Wise described that students and teachers are advised to follow health guidelines and stay in their small cohorts of 14 people while on campus. Additionally, before entering, students and teachers must abide by the check-in process to ensure that those who experience COVID-19 symptoms will be sent home and treated by doctors.

“If you are one of the students [returning to campus] and your period one teacher is back [on campus], you would go to period one and you would have your laptop while engaging with your period one teacher during synchronous teaching,” Del Rosario said. “If your first period teacher was able to return but your second period teacher wasn’t able to volunteer to come back, we would have another place for you to do your distance learning in a group and maybe with a substitute teacher or resource teacher supervising the classroom where they can stay six feet apart.”

The selection of students returning to campus is ultimately dependent on teachers’ decision to return. Students are given the choice to return to campus in order to receive the support they need, however it is reliant on if their teachers are willing to also return. One student among the small group who has been attending on-campus school in a previous phase to aid struggling students is sophomore Tanya Hernandez who communicated with her teachers about her situation with distance learning at home. Hernandez expressed that it was hard to focus at home, but with someone supervising her and making sure she stays on task, her grades have drastically changed and improved.

“In two of my classes, I wasn’t doing too well and [I was] failing them [while learning at home], but now I am no longer failing them,” Hernandez said. “In one day I was able to raise one of my class grades by 23 percent. I was able to raise another grade by 15 percent, so [being on campus] has changed my grades a lot.”

Even with the safety precautions taken on campus, students like senior Gerardo Gonzalez are still sceptical of going back and aren’t sure what choice to make.

My mom is at high risk [for] COVID, so I know I would want to make sure I don’t catch it even if it wouldn’t affect me that much,” Gonzalez said. “I don’t know if I could go back unless everyone is vaccinated and COVID is gone.”

Gonzalez’s sentiment is shared among other students facing the dilemma of going back to in-person school or not. Even if they are not at high risk themselves, they do not want to potentially bring the virus back home to their families and put them in danger. Nevertheless, students like Gonzalez continue to miss the atmosphere of in-person instructions.

“I actually enjoyed school more than most people would think and a lot of my teachers were the reason for that,” Gonzalez said. “They were really good at making their lectures interesting, fun and educational. Nowadays, I feel even teachers are a bit tired of everything and they’re prioritizing [to] make us not feel overwhelmed, even at the cost of that teacher-student relationship.”

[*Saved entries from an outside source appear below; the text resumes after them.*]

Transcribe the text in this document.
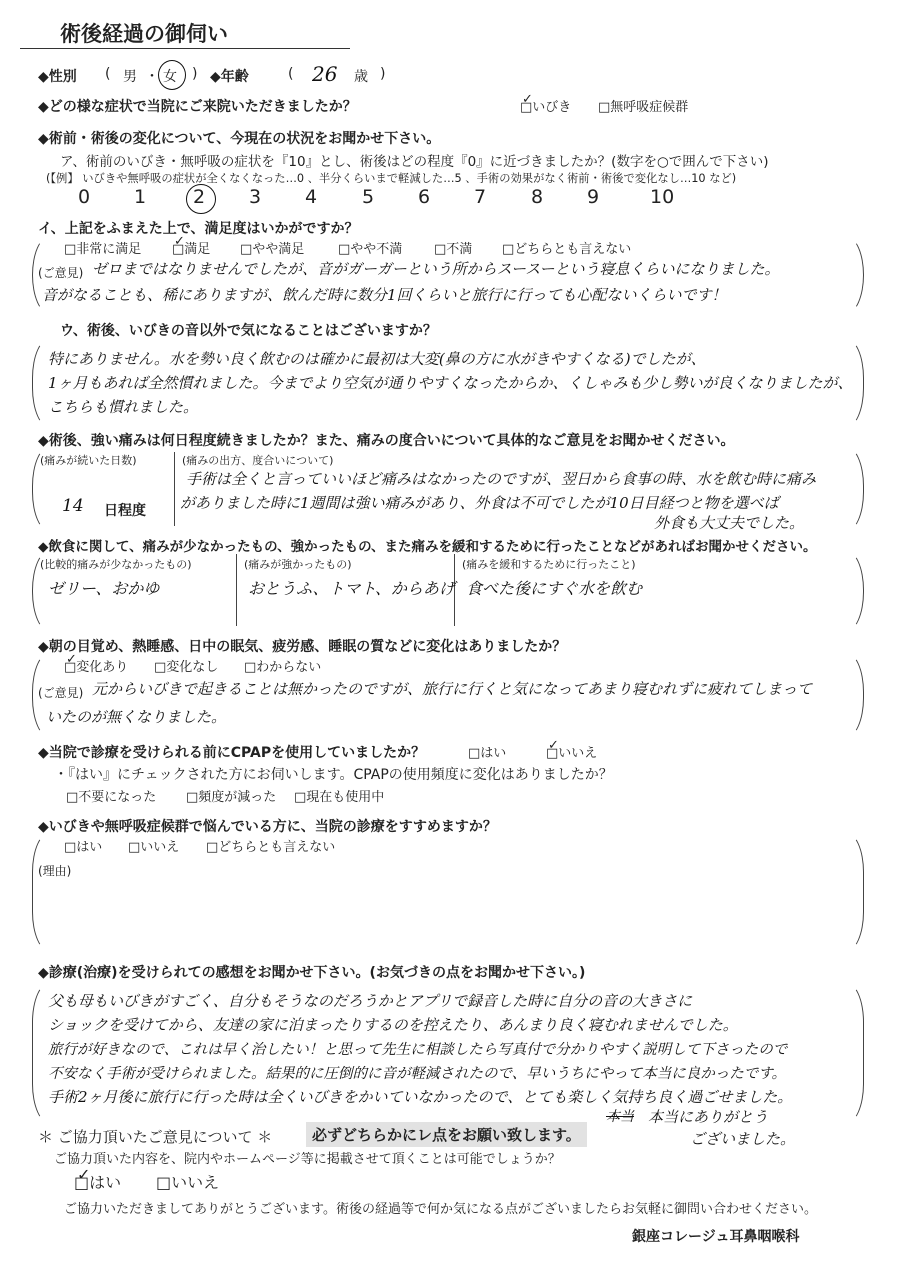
術後経過の御伺い
◆性別 ( 男 ・ 女 ) ◆年齢	( 26 歳 )
◆どの様な症状で当院にご来院いただきましたか？
□	✓
いびき □	無呼吸症候群
◆術前・術後の変化について、今現在の状況をお聞かせ下さい。
ア、術前のいびき・無呼吸の症状を『10』とし、術後はどの程度『0』に近づきましたか？(数字を○で囲んで下さい)
(【例】 いびきや無呼吸の症状が全くなくなった…0 、半分くらいまで軽減した…5 、手術の効果がなく術前・術後で変化なし…10 など)
0 1 2 3 4 5 6 7 8 9	10
イ、上記をふまえた上で、満足度はいかがですか？
□ 非常に満足
□
✓
満足 □	やや満足 □	やや不満 □	不満 □	どちらとも言えない
(ご意見) ゼロまではなりませんでしたが、音がガーガーという所からスースーという寝息くらいになりました。
音がなることも、稀にありますが、飲んだ時に数分1回くらいと旅行に行っても心配ないくらいです！
ウ、術後、いびきの音以外で気になることはございますか？
特にありません。水を勢い良く飲むのは確かに最初は大変(鼻の方に水がきやすくなる)でしたが、
1ヶ月もあれば全然慣れました。今までより空気が通りやすくなったからか、くしゃみも少し勢いが良くなりましたが、
こちらも慣れました。
◆術後、強い痛みは何日程度続きましたか？また、痛みの度合いについて具体的なご意見をお聞かせください。
(痛みが続いた日数)
14 日程度
(痛みの出方、度合いについて)
手術は全くと言っていいほど痛みはなかったのですが、翌日から食事の時、水を飲む時に痛み
がありました時に1週間は強い痛みがあり、外食は不可でしたが10日目経つと物を選べば
外食も大丈夫でした。
◆飲食に関して、痛みが少なかったもの、強かったもの、また痛みを緩和するために行ったことなどがあればお聞かせください。
(比較的痛みが少なかったもの)
ゼリー、おかゆ
(痛みが強かったもの)
おとうふ、トマト、からあげ
(痛みを緩和するために行ったこと)
食べた後にすぐ水を飲む
◆朝の目覚め、熱睡感、日中の眠気、疲労感、睡眠の質などに変化はありましたか？
□
✓
変化あり □	変化なし □	わからない
(ご意見) 元からいびきで起きることは無かったのですが、旅行に行くと気になってあまり寝むれずに疲れてしまって
いたのが無くなりました。
◆当院で診療を受けられる前にCPAPを使用していましたか？ □	はい
□
✓
いいえ
・『はい』にチェックされた方にお伺いします。CPAPの使用頻度に変化はありましたか？
□ 不要になった □	頻度が減った □	現在も使用中
◆いびきや無呼吸症候群で悩んでいる方に、当院の診療をすすめますか？
□ はい □	いいえ □	どちらとも言えない
(理由)
◆診療(治療)を受けられての感想をお聞かせ下さい。(お気づきの点をお聞かせ下さい。)
父も母もいびきがすごく、自分もそうなのだろうかとアプリで録音した時に自分の音の大きさに
ショックを受けてから、友達の家に泊まったりするのを控えたり、あんまり良く寝むれませんでした。
旅行が好きなので、これは早く治したい！と思って先生に相談したら写真付で分かりやすく説明して下さったので
不安なく手術が受けられました。結果的に圧倒的に音が軽減されたので、早いうちにやって本当に良かったです。
手術2ヶ月後に旅行に行った時は全くいびきをかいていなかったので、とても楽しく気持ち良く過ごせました。
本当 本当にありがとう
ございました。
＊ ご協力頂いたご意見について ＊	必ずどちらかにレ点をお願い致します。
ご協力頂いた内容を、院内やホームページ等に掲載させて頂くことは可能でしょうか？
□
✓
はい □	いいえ
ご協力いただきましてありがとうございます。術後の経過等で何か気になる点がございましたらお気軽に御問い合わせください。
銀座コレージュ耳鼻咽喉科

Hernandez’ academic experience has benefited greatly from going onto campus. For her, the change in atmosphere has fostered a new found success in online school which she believes could help other struggling students as well.

“There are no teachers to tell you to stay on task [at home] and this caused me to not do well in class. Being here on campus is something I recommend since it has made a drastic improvement and I am proud of the grades I have now,” Hernandez said.

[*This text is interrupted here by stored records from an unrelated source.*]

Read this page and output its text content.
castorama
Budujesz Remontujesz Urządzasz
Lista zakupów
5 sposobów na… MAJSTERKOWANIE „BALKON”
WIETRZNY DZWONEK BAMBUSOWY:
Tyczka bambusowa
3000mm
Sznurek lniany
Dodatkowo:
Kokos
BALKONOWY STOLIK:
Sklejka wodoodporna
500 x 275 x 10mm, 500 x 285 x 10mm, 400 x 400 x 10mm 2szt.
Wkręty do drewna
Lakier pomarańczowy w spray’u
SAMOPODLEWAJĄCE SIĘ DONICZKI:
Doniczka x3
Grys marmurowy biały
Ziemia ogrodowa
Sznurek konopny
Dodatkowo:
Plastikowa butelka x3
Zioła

Remaining students and teachers who are not part of the 10 percent reopening plan will continue to attend distance learning until the next phasethe 20 percent reopening plan is confirmed.

“I want to make sure that our Bonita Vista High School families and community know that the safety and security of our students and staff is our priority,” Wise said. “It has been a priority before the pandemic, it’s the priority during the pandemic, and it will remain a priority after the pandemic.” 

This piece was updated on March 11, 2021.